3 minute read

LAST LAUGH

LOST IN (CODING) TRANSLATION

WRITER HANS MACKENZIE MAIN TRIES HIS HAND AT CODING LANGUAGE, BUT JUST CAN’T SEEM TO GET PAST THE NAMES

I’m not a coder. I don’t know my loops from my micro: bits, and when it comes to deciphering the library that facilitates the training of machine learning models and neural networks called TensorFlow (I looked all of that up), you will most probably find me curled up in the foetal position under attack from my own overloaded neural networks. But I do like languages and the names of the various coding languages (there are about as many different languages as there are countries in the world) fascinate me. It is as if the geniuses who write code put as much thought into naming their strange dialects as they did in developing them. Having said that, there is a code out there called HTML, which, for my money, is not a proper name for a coding language. The creators of HTML seem to have taken the first four letters of their code as its name.

Where is the effort, guys? Where is the love? Names are terms of endearment, are they not? More than that, they speak to the very identity – the very meaning – of the person, place or thing to which they are attached to. A name must be given great thought and attention – it can make or break a person (or a code), reverberating through the ages, an epithet of utmost and undeniable … I’m getting carried away. My apologies. Without any further ado, here, in a very particular order, are the coding language names I rate the most – and the least. JavaScript is my #1. Writing JavaScript, I imagine a slowly bronzing coder composing row after row of code while lying on a deckchair on a pristine white beach on the spectacular island of Java sipping on a glass of ice-cold Java coffee; the ice cubes making the gentlest of clinking sounds while the waves slowly roll in.

GroovyBeans is my #2 all-time favourite name for a coding language. I imagine the room where coders sit to write GroovyBeans to have a disco ball and a small dancefloor where those coders who are stuck can shake loose new ideas to the rhythm of the Bee Gees Stayin’ Alive.

Sadly, that brings us to the end of my favourite names. For the ones I’m not that crazy about, let’s start with the letters. As mentioned earlier, I find HTML to be a lazy attempt. If you’re going to go to the trouble of writing excellent code, why not have that extra espresso and come up with a fun name for it. HTML doesn’t exactly roll off the tongue, either. And while we’re on nonsensical series of letters, let’s consider CSS. Here it’s as if the techies who came up with what I gather is a smooth coding language (the last S stands for Stylesheets, apparently) didn’t even try to give their creation a bit of an edge.
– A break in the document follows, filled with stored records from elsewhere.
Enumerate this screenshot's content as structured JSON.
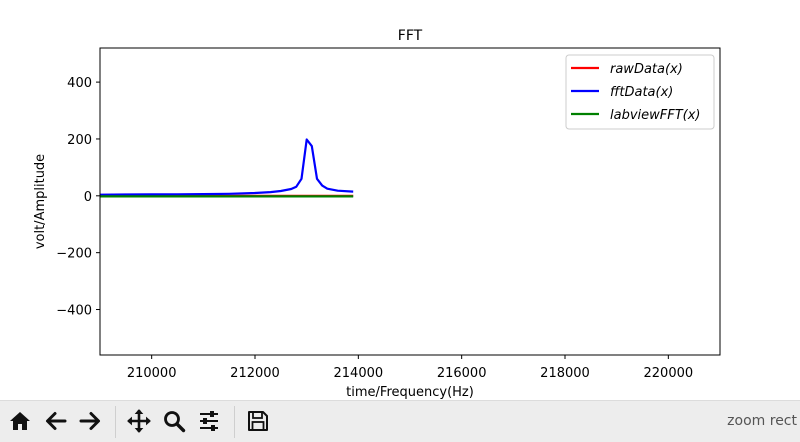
{
  "window": {
    "status_text": "zoom rect"
  },
  "toolbar": {
    "buttons": [
      {
        "name": "home",
        "icon": "home-icon"
      },
      {
        "name": "back",
        "icon": "arrow-left-icon"
      },
      {
        "name": "forward",
        "icon": "arrow-right-icon"
      },
      {
        "name": "pan",
        "icon": "move-icon"
      },
      {
        "name": "zoom",
        "icon": "search-icon"
      },
      {
        "name": "configure",
        "icon": "sliders-icon"
      },
      {
        "name": "save",
        "icon": "save-icon"
      }
    ]
  },
  "chart_data": {
    "type": "line",
    "title": "FFT",
    "xlabel": "time/Frequency(Hz)",
    "ylabel": "volt/Amplitude",
    "xlim": [
      209000,
      221000
    ],
    "ylim": [
      -560,
      520
    ],
    "xticks": [
      210000,
      212000,
      214000,
      216000,
      218000,
      220000
    ],
    "xtick_labels": [
      "210000",
      "212000",
      "214000",
      "216000",
      "218000",
      "220000"
    ],
    "yticks": [
      400,
      200,
      0,
      -200,
      -400
    ],
    "ytick_labels": [
      "400",
      "200",
      "0",
      "−200",
      "−400"
    ],
    "grid": false,
    "legend_position": "top-right",
    "series": [
      {
        "name": "rawData(x)",
        "color": "#ff0000",
        "x": [
          209000,
          213900
        ],
        "y": [
          0,
          0
        ]
      },
      {
        "name": "fftData(x)",
        "color": "#0000ff",
        "x": [
          209000,
          209500,
          210000,
          210500,
          211000,
          211500,
          212000,
          212300,
          212500,
          212700,
          212800,
          212900,
          213000,
          213100,
          213200,
          213300,
          213400,
          213600,
          213900
        ],
        "y": [
          4,
          4.5,
          5,
          5.5,
          6,
          7,
          10,
          13,
          17,
          24,
          32,
          60,
          198,
          175,
          60,
          36,
          25,
          18,
          15
        ]
      },
      {
        "name": "labviewFFT(x)",
        "color": "#008000",
        "x": [
          209000,
          213900
        ],
        "y": [
          -2,
          -2
        ]
      }
    ]
  }
}
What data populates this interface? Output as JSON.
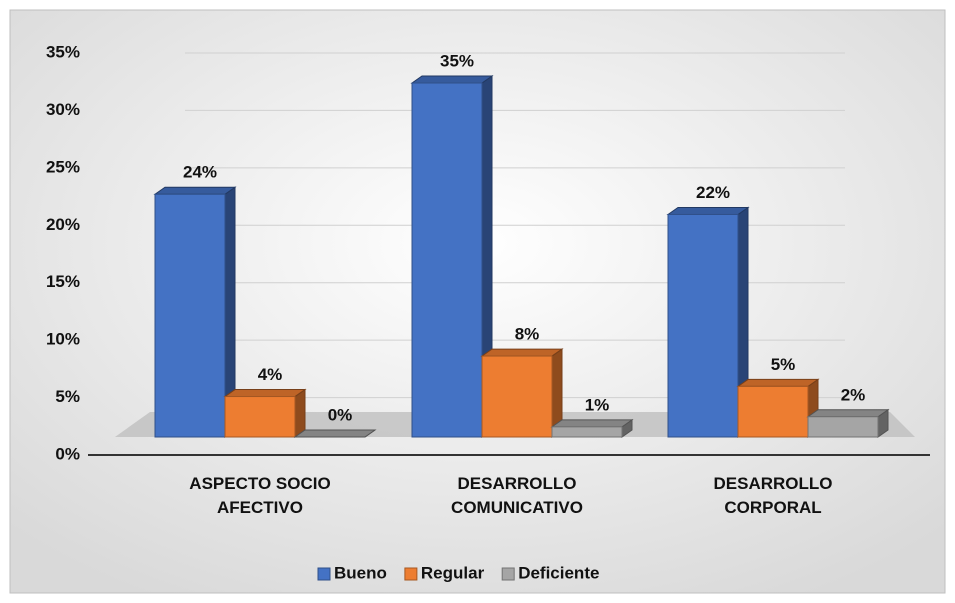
{
  "chart_data": {
    "type": "bar3d",
    "categories": [
      "ASPECTO SOCIO AFECTIVO",
      "DESARROLLO COMUNICATIVO",
      "DESARROLLO CORPORAL"
    ],
    "series": [
      {
        "name": "Bueno",
        "color": "#4472c4",
        "values": [
          24,
          35,
          22
        ],
        "value_labels": [
          "24%",
          "35%",
          "22%"
        ]
      },
      {
        "name": "Regular",
        "color": "#ed7d31",
        "values": [
          4,
          8,
          5
        ],
        "value_labels": [
          "4%",
          "8%",
          "5%"
        ]
      },
      {
        "name": "Deficiente",
        "color": "#a5a5a5",
        "values": [
          0,
          1,
          2
        ],
        "value_labels": [
          "0%",
          "1%",
          "2%"
        ]
      }
    ],
    "ylim": [
      0,
      35
    ],
    "yticks": [
      {
        "value": 0,
        "label": "0%"
      },
      {
        "value": 5,
        "label": "5%"
      },
      {
        "value": 10,
        "label": "10%"
      },
      {
        "value": 15,
        "label": "15%"
      },
      {
        "value": 20,
        "label": "20%"
      },
      {
        "value": 25,
        "label": "25%"
      },
      {
        "value": 30,
        "label": "30%"
      },
      {
        "value": 35,
        "label": "35%"
      }
    ],
    "grid": true,
    "legend": "bottom"
  }
}
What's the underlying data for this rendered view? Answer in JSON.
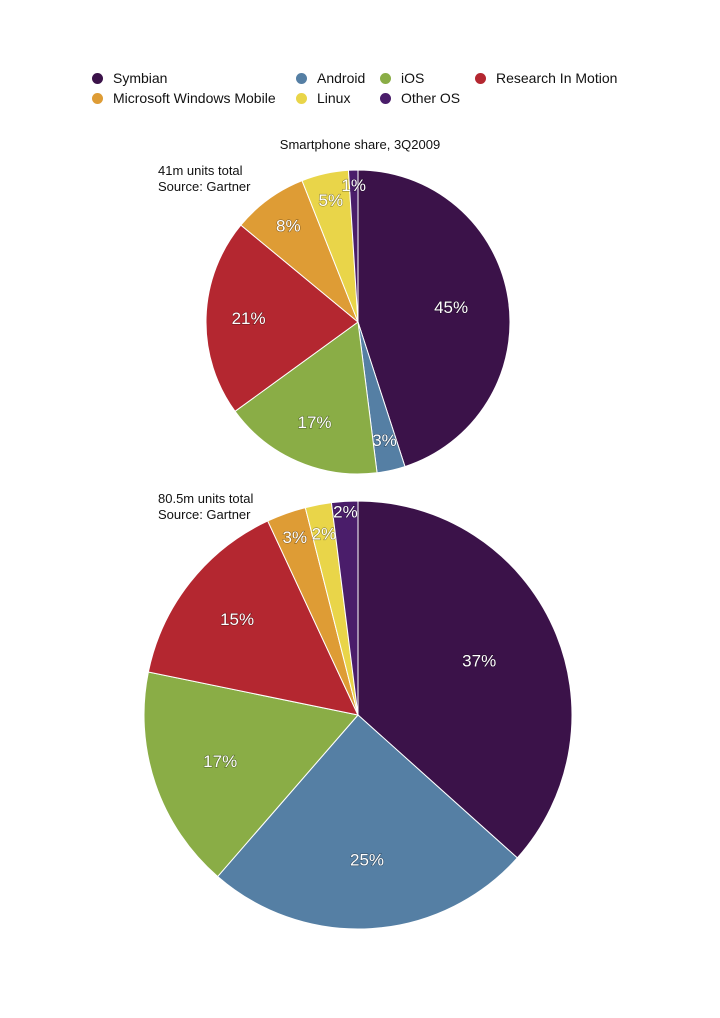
{
  "legend": [
    {
      "name": "Symbian",
      "color": "#3b1249"
    },
    {
      "name": "Android",
      "color": "#557fa4"
    },
    {
      "name": "iOS",
      "color": "#8aad46"
    },
    {
      "name": "Research In Motion",
      "color": "#b42730"
    },
    {
      "name": "Microsoft Windows Mobile",
      "color": "#de9c35"
    },
    {
      "name": "Linux",
      "color": "#e9d549"
    },
    {
      "name": "Other OS",
      "color": "#4a1d6a"
    }
  ],
  "chart_data": [
    {
      "type": "pie",
      "title": "Smartphone share, 3Q2009",
      "note_lines": [
        "41m units total",
        "Source: Gartner"
      ],
      "start_angle_deg": 0,
      "direction": "clockwise",
      "slices": [
        {
          "category": "Symbian",
          "value": 45,
          "label": "45%"
        },
        {
          "category": "Android",
          "value": 3,
          "label": "3%"
        },
        {
          "category": "iOS",
          "value": 17,
          "label": "17%"
        },
        {
          "category": "Research In Motion",
          "value": 21,
          "label": "21%"
        },
        {
          "category": "Microsoft Windows Mobile",
          "value": 8,
          "label": "8%"
        },
        {
          "category": "Linux",
          "value": 5,
          "label": "5%"
        },
        {
          "category": "Other OS",
          "value": 1,
          "label": "1%"
        }
      ]
    },
    {
      "type": "pie",
      "title": "",
      "note_lines": [
        "80.5m units total",
        "Source: Gartner"
      ],
      "start_angle_deg": 0,
      "direction": "clockwise",
      "slices": [
        {
          "category": "Symbian",
          "value": 37,
          "label": "37%"
        },
        {
          "category": "Android",
          "value": 25,
          "label": "25%"
        },
        {
          "category": "iOS",
          "value": 17,
          "label": "17%"
        },
        {
          "category": "Research In Motion",
          "value": 15,
          "label": "15%"
        },
        {
          "category": "Microsoft Windows Mobile",
          "value": 3,
          "label": "3%"
        },
        {
          "category": "Linux",
          "value": 2,
          "label": "2%"
        },
        {
          "category": "Other OS",
          "value": 2,
          "label": "2%"
        }
      ]
    }
  ]
}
My fourth-least favourite name for a coding language is Assembly Language. Sounds like the work of a teacher’s pet, doesn’t it? Visual Basic is next – the third-least favourite – and here I imagine a class of one-year-olds coding to their hearts content using the easiest language out there. And then there’s Rust, my second-least favourite which, frankly, sounds like a code that’s come to a complete standstill.

Drumroll, please. We’ve reached the top of the pile: Python. I can’t imagine learning Python. In fact, I can’t see getting anywhere near it. The language of Python was designed by Guido van Rossum who, going by his photo on Wikipedia, might very well have a terrarium at home with pythons crawling around in it. Its most basic instruction is print(‘Hello, world!’), which is perhaps not all that bad, but, and allow me to stretch my coding legs here, would it not be better to instruct anyone dealing with this code to first find”anti-venom {incupboard, ‘inject’, Immediately} *= survival? Just a thought.